Non-Invasive Performance Intelligence for High-Speed Network Systems
Details
Abstract: Modern cloud and telecom networks increasingly run high-speed packet processing as software on commodity servers. While flexible, these systems often suffer unpredictable throughput and latency degradation under shared-resource contention, yet traditional monitoring based on packet inspection and in-band instrumentation is costly and operationally heavy. This talk presents a non-invasive performance intelligence approach that uses low-level hardware and system telemetry (e.g., CPU/cache counters and OS signals) to infer service-level KPIs without touching the dataplane. I will describe a two-layer architecture: an analytics layer with pluggable surrogate models for instantaneous KPI estimation and short-horizon forecasting, and an MLOps layer that automates drift detection, model selection, retraining, and safe rollout.
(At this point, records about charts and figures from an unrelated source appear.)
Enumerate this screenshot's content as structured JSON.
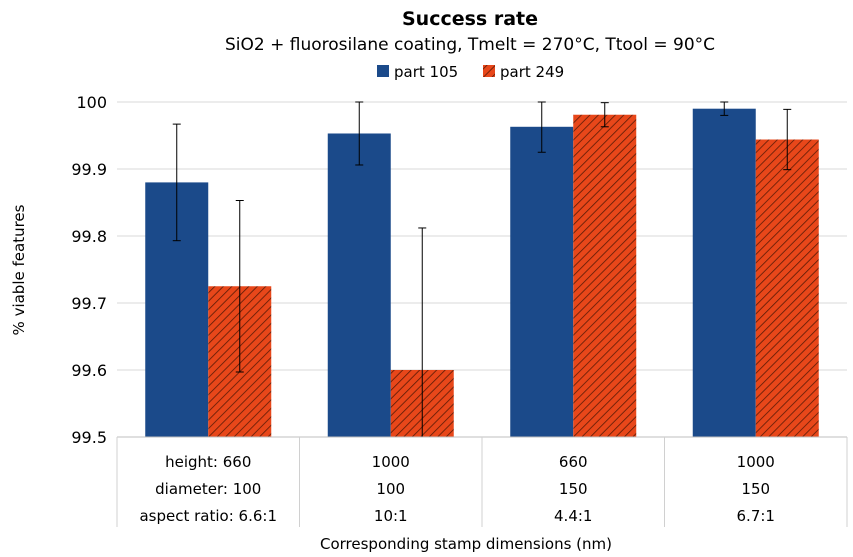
{
  "chart_data": {
    "type": "bar",
    "title": "Success rate",
    "subtitle": "SiO2 + fluorosilane coating, Tmelt = 270°C, Ttool = 90°C",
    "ylabel": "% viable features",
    "xlabel": "Corresponding stamp dimensions (nm)",
    "ylim": [
      99.5,
      100
    ],
    "yticks": [
      "99.5",
      "99.6",
      "99.7",
      "99.8",
      "99.9",
      "100"
    ],
    "grid": true,
    "legend_position": "top-center",
    "categories": [
      [
        "height: 660",
        "diameter: 100",
        "aspect ratio: 6.6:1"
      ],
      [
        "1000",
        "100",
        "10:1"
      ],
      [
        "660",
        "150",
        "4.4:1"
      ],
      [
        "1000",
        "150",
        "6.7:1"
      ]
    ],
    "series": [
      {
        "name": "part 105",
        "color": "#1b4a8a",
        "pattern": "solid",
        "values": [
          99.88,
          99.953,
          99.963,
          99.99
        ],
        "error": [
          0.087,
          0.047,
          0.038,
          0.01
        ]
      },
      {
        "name": "part 249",
        "color": "#e8471a",
        "pattern": "hatched",
        "values": [
          99.725,
          99.6,
          99.981,
          99.944
        ],
        "error": [
          0.128,
          0.212,
          0.018,
          0.045
        ]
      }
    ]
  }
}
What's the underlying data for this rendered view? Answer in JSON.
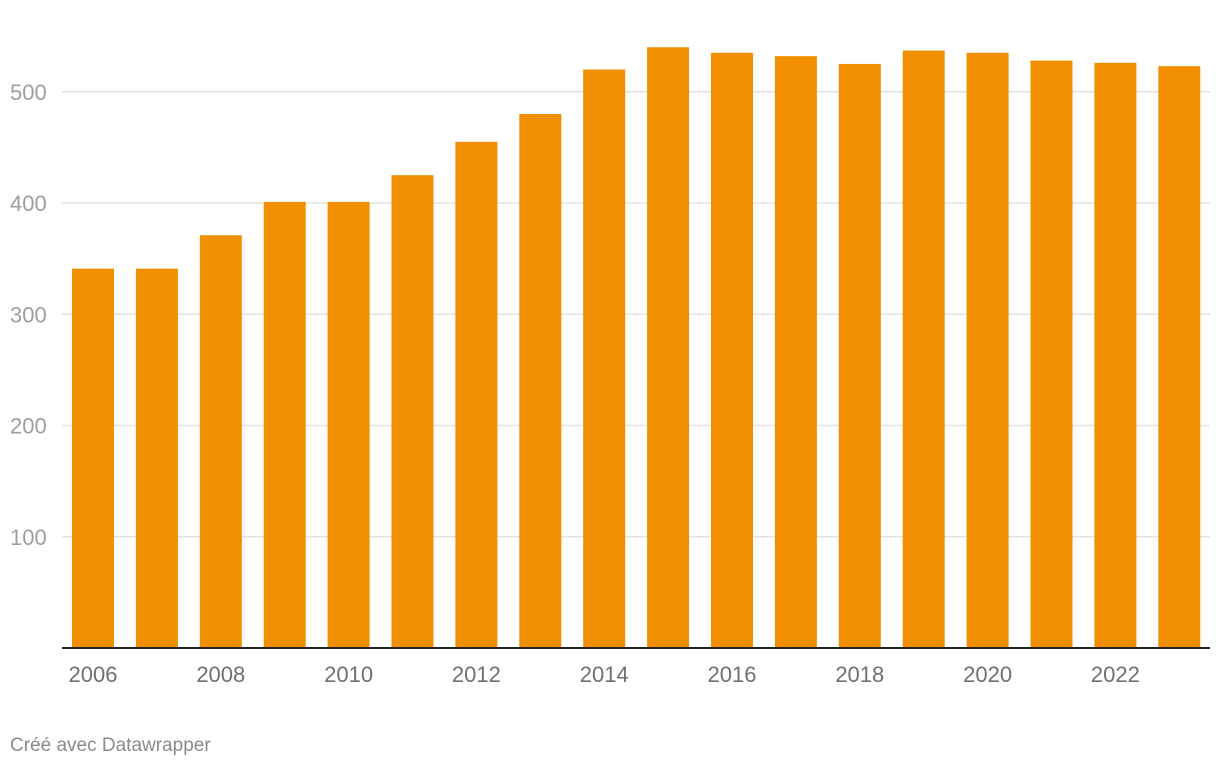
{
  "chart_data": {
    "type": "bar",
    "categories": [
      "2006",
      "2007",
      "2008",
      "2009",
      "2010",
      "2011",
      "2012",
      "2013",
      "2014",
      "2015",
      "2016",
      "2017",
      "2018",
      "2019",
      "2020",
      "2021",
      "2022",
      "2023"
    ],
    "values": [
      341,
      341,
      371,
      401,
      401,
      425,
      455,
      480,
      520,
      540,
      535,
      532,
      525,
      537,
      535,
      528,
      526,
      523
    ],
    "x_tick_labels": [
      "2006",
      "2008",
      "2010",
      "2012",
      "2014",
      "2016",
      "2018",
      "2020",
      "2022"
    ],
    "y_ticks": [
      100,
      200,
      300,
      400,
      500
    ],
    "ylim": [
      0,
      560
    ],
    "grid": true,
    "bar_color": "#f08f00",
    "title": "",
    "xlabel": "",
    "ylabel": ""
  },
  "footer": {
    "credit": "Créé avec Datawrapper"
  }
}
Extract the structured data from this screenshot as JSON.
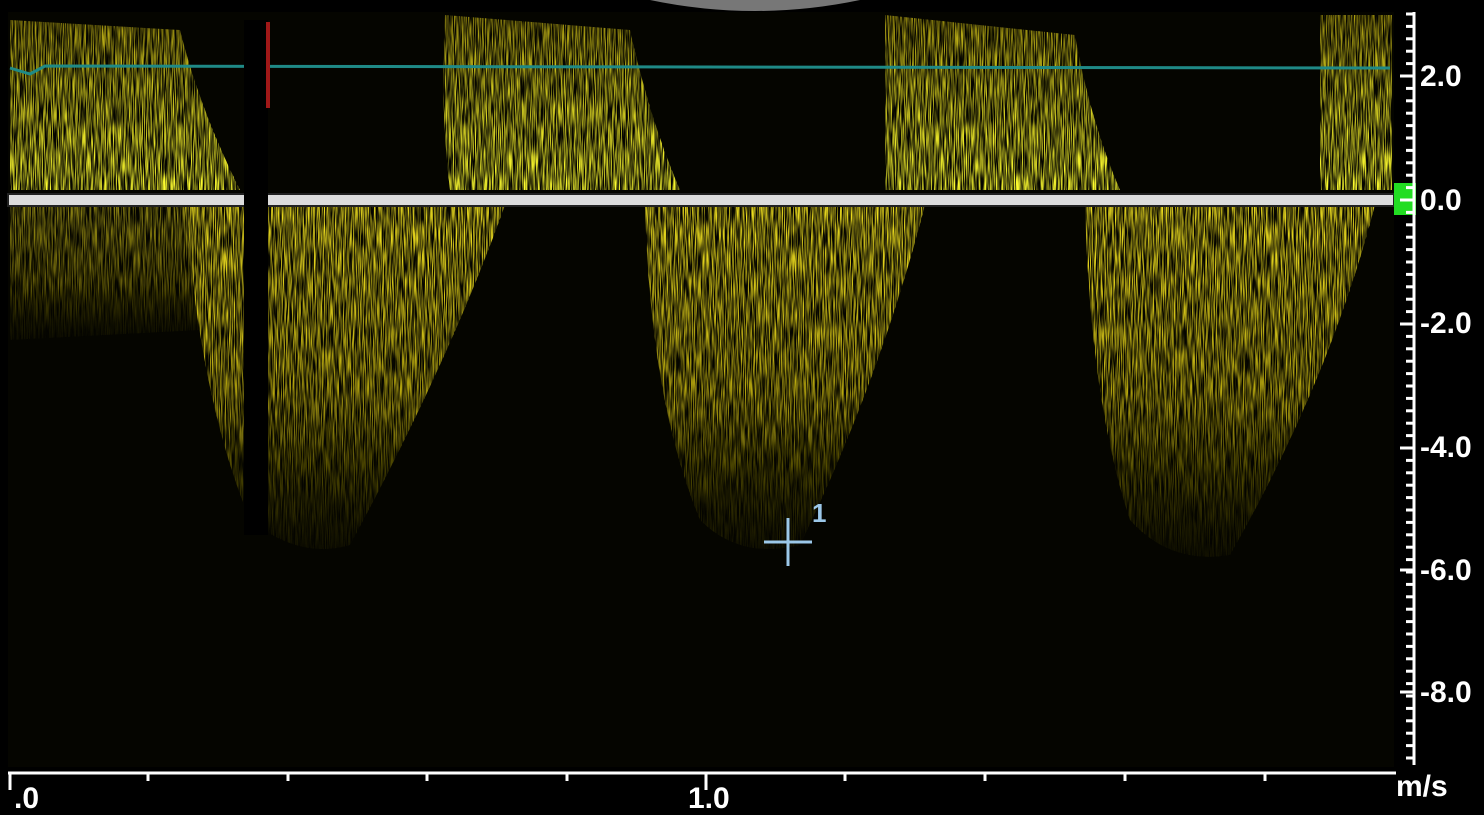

The design is built to adapt across deployment environments, including settings where hardware counter access is limited, and to scale model lifecycle operations through distributed execution. The ultimate goal is to combine lightweight telemetry and tailored data-driven analytics to derive performance insights of high-speed network systems.
Speaker: Tianzhu Zhang is a research scientist at Nokia Bell Labs. He received his B.S. degree from Huazhong University of Science and Technology in China in 2012. He received his M.S. and Ph.D. degrees in 2014 and 2017 from Politecnico di Torino, Italy. From 2017 to 2019, he was a PostDoc researcher at Telecom ParisTech. His research interests center around applied AI/ML for network systems.